В прихожей пол подметал, что на меня не похоже; стол раздвинул, из круглого сделал овальным; рисовал человечков на полях старой газеты (с 20 ноября снижены поставки муки хлебозаводам); катался в кресле на колесиках по блестящему полу; приготовил яичницу из одного яйца; ел за кроссвордом; приготовил еще, ел еще и решал еще (как жить? и роман Достоевского из пяти букв?); исследовал заменитель оконного шпингалета, отвечающий евростандарту; на диване лежал, на спине; вспоминал название шрифта; «сын отца профессора бьет отца сына профессора, сам профессор в драке не участвует, кто кого бьет?» – никто никого – нет, кто-то кого-то; кубатуру комнаты и площадь окон прикидывал; искал от данной квартиры ключи (сам положил на подоконник).

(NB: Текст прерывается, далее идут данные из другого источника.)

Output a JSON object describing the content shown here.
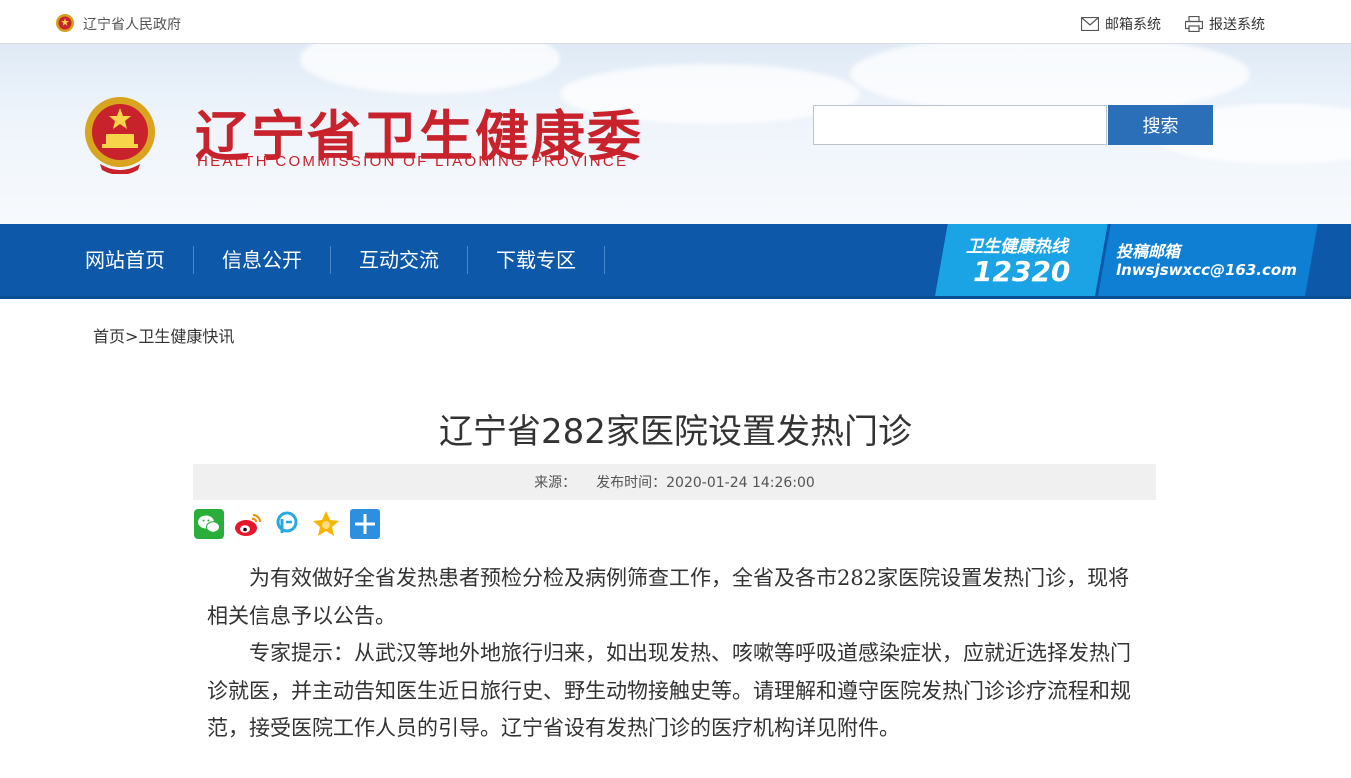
{
  "topbar": {
    "gov_link": "辽宁省人民政府",
    "mail_link": "邮箱系统",
    "report_link": "报送系统"
  },
  "header": {
    "title_cn": "辽宁省卫生健康委",
    "title_en": "HEALTH COMMISSION OF LIAONING PROVINCE",
    "search": {
      "value": "",
      "button_label": "搜索"
    }
  },
  "nav": {
    "items": [
      "网站首页",
      "信息公开",
      "互动交流",
      "下载专区"
    ],
    "hotline_label": "卫生健康热线",
    "hotline_number": "12320",
    "mailbox_label": "投稿邮箱",
    "mailbox_email": "lnwsjswxcc@163.com"
  },
  "breadcrumb": {
    "home": "首页",
    "separator": ">",
    "current": "卫生健康快讯"
  },
  "article": {
    "title": "辽宁省282家医院设置发热门诊",
    "source_label": "来源：",
    "publish_label": "发布时间：",
    "publish_time": "2020-01-24 14:26:00",
    "share_icons": [
      "wechat-icon",
      "weibo-icon",
      "qzone-icon",
      "favorite-icon",
      "more-share-icon"
    ],
    "paragraphs": [
      "为有效做好全省发热患者预检分检及病例筛查工作，全省及各市282家医院设置发热门诊，现将相关信息予以公告。",
      "专家提示：从武汉等地外地旅行归来，如出现发热、咳嗽等呼吸道感染症状，应就近选择发热门诊就医，并主动告知医生近日旅行史、野生动物接触史等。请理解和遵守医院发热门诊诊疗流程和规范，接受医院工作人员的引导。辽宁省设有发热门诊的医疗机构详见附件。"
    ]
  },
  "colors": {
    "brand_red": "#c8232c",
    "nav_blue": "#0d58a8",
    "hotline_blue": "#1aa4e6",
    "search_blue": "#2b6fb8"
  }
}
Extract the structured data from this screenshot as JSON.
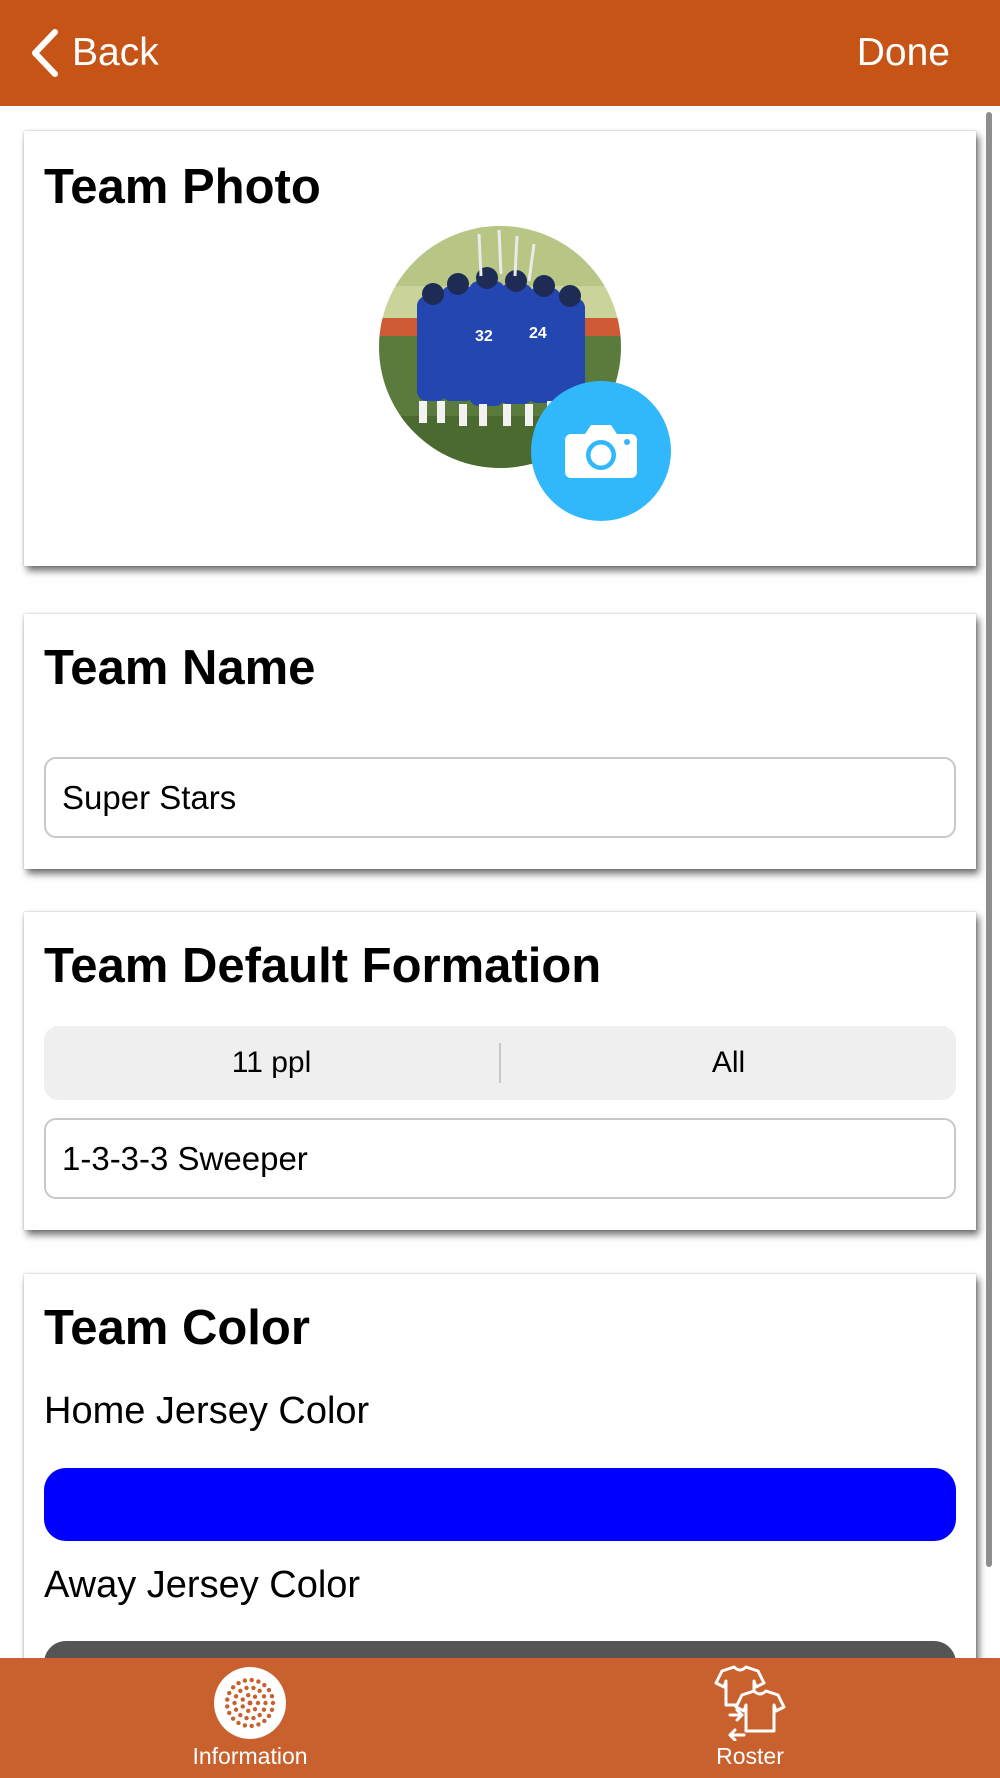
{
  "nav": {
    "back_label": "Back",
    "done_label": "Done"
  },
  "photo_card": {
    "title": "Team Photo",
    "camera_icon": "camera-icon"
  },
  "name_card": {
    "title": "Team Name",
    "name_value": "Super Stars"
  },
  "formation_card": {
    "title": "Team Default Formation",
    "segments": [
      "11 ppl",
      "All"
    ],
    "formation_value": "1-3-3-3 Sweeper"
  },
  "color_card": {
    "title": "Team Color",
    "home_label": "Home Jersey Color",
    "home_color": "#0000ff",
    "away_label": "Away Jersey Color",
    "away_color": "#555555"
  },
  "tabs": [
    {
      "label": "Information",
      "icon": "soccer-ball-icon"
    },
    {
      "label": "Roster",
      "icon": "jersey-swap-icon"
    }
  ],
  "colors": {
    "header": "#c65417",
    "tabbar": "#c8612d",
    "accent": "#31b8fc"
  }
}
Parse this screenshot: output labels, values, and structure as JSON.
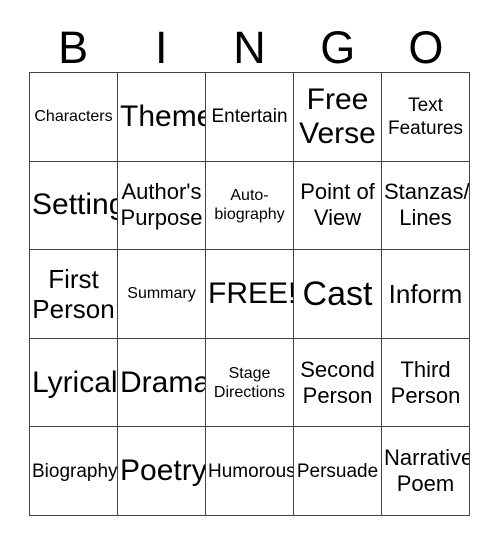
{
  "card": {
    "title": "BINGO",
    "header_letters": [
      "B",
      "I",
      "N",
      "G",
      "O"
    ],
    "columns": 5,
    "rows": 5,
    "colors": {
      "text": "#000000",
      "border": "#444444",
      "background": "#ffffff"
    },
    "free_space": {
      "label": "FREE!",
      "row": 3,
      "column": 3
    },
    "rows_data": [
      [
        {
          "label": "Characters",
          "size": "fs-s"
        },
        {
          "label": "Theme",
          "size": "fs-xxl"
        },
        {
          "label": "Entertain",
          "size": "fs-m"
        },
        {
          "label": "Free\nVerse",
          "size": "fs-xxl"
        },
        {
          "label": "Text\nFeatures",
          "size": "fs-m"
        }
      ],
      [
        {
          "label": "Setting",
          "size": "fs-xxl"
        },
        {
          "label": "Author's\nPurpose",
          "size": "fs-l"
        },
        {
          "label": "Auto-\nbiography",
          "size": "fs-s"
        },
        {
          "label": "Point of\nView",
          "size": "fs-l"
        },
        {
          "label": "Stanzas/\nLines",
          "size": "fs-l"
        }
      ],
      [
        {
          "label": "First\nPerson",
          "size": "fs-xl"
        },
        {
          "label": "Summary",
          "size": "fs-s"
        },
        {
          "label": "FREE!",
          "size": "fs-xxl"
        },
        {
          "label": "Cast",
          "size": "fs-huge"
        },
        {
          "label": "Inform",
          "size": "fs-xl"
        }
      ],
      [
        {
          "label": "Lyrical",
          "size": "fs-xxl"
        },
        {
          "label": "Drama",
          "size": "fs-xxl"
        },
        {
          "label": "Stage\nDirections",
          "size": "fs-s"
        },
        {
          "label": "Second\nPerson",
          "size": "fs-l"
        },
        {
          "label": "Third\nPerson",
          "size": "fs-l"
        }
      ],
      [
        {
          "label": "Biography",
          "size": "fs-m"
        },
        {
          "label": "Poetry",
          "size": "fs-xxl"
        },
        {
          "label": "Humorous",
          "size": "fs-m"
        },
        {
          "label": "Persuade",
          "size": "fs-m"
        },
        {
          "label": "Narrative\nPoem",
          "size": "fs-l"
        }
      ]
    ]
  }
}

Юлия так и не позвонила, ни в десять, ни в двенадцать, ни в два, ни в четыре.
Я ждал, не находил себе места. Проверял, правильно ли положена трубка. Едва не спятил.
Почему ты не звонишь? Ну почему?
Ждать ненавижу.
Или что-то случилось?
И опять. Мне опять стала мерещиться музыка. Прихотливое та-та барабана – нет, не болеро, конечно, во всяком случае не Равеля – мое: та-та барабана, и тоже спиралеподобное, очень красивое, этакий просто изыск, – но никогда не смогу даже пальцем отбить... Я умыл лицо, и мелодия мгновенно забылась.
От нечего делать я перечитывал терентьевские записи.
«Шестой день бескислотной диеты. Готов».
К чему он готов?
Знал он, что ли?
Если профессор женщина, тогда все получается: ее брат родной бьет мужа родного. Смешная загадка. И вдруг я постиг тайну Терентьева:
знал!
Словно голос мне был. Вдруг – догадался. Знал! (Мурашки по коже.)
Догадки такого рода у одних сумасшедших бывают, сам понимаю. Но ведь сходится все... Одно к одному... Так вот вы какие!..
«Просят не курить. Ем фрукты».
Отвел взгляд от книги. Некоторое время смотрел в окно бессмысленно.
Тут и заметил ключи, лежавшие на подоконнике, – нашлись.
Схватил, помчался.
– Где Юлия?
Луночаров взмахнул расческой.
– Принес что-нибудь вегетарианское? (На «ты».) Но где же текст?
– Никакие вы не вегетарианцы!.. – закричал я.
– А кто? – спросил Долмат холодно, отвернувшись от зеркала.
– Я скажу кто!.. Я скажу кто!..
И все-таки у меня язык не поворачивался произнести это слово.
– Ну? Ну давай же, давай, говори... Мне надо уходить. Я слушаю.
– Юлия! – закричал я на всю квартиру. – Я здесь, Юлия!
– Нет Юлии, не кричи!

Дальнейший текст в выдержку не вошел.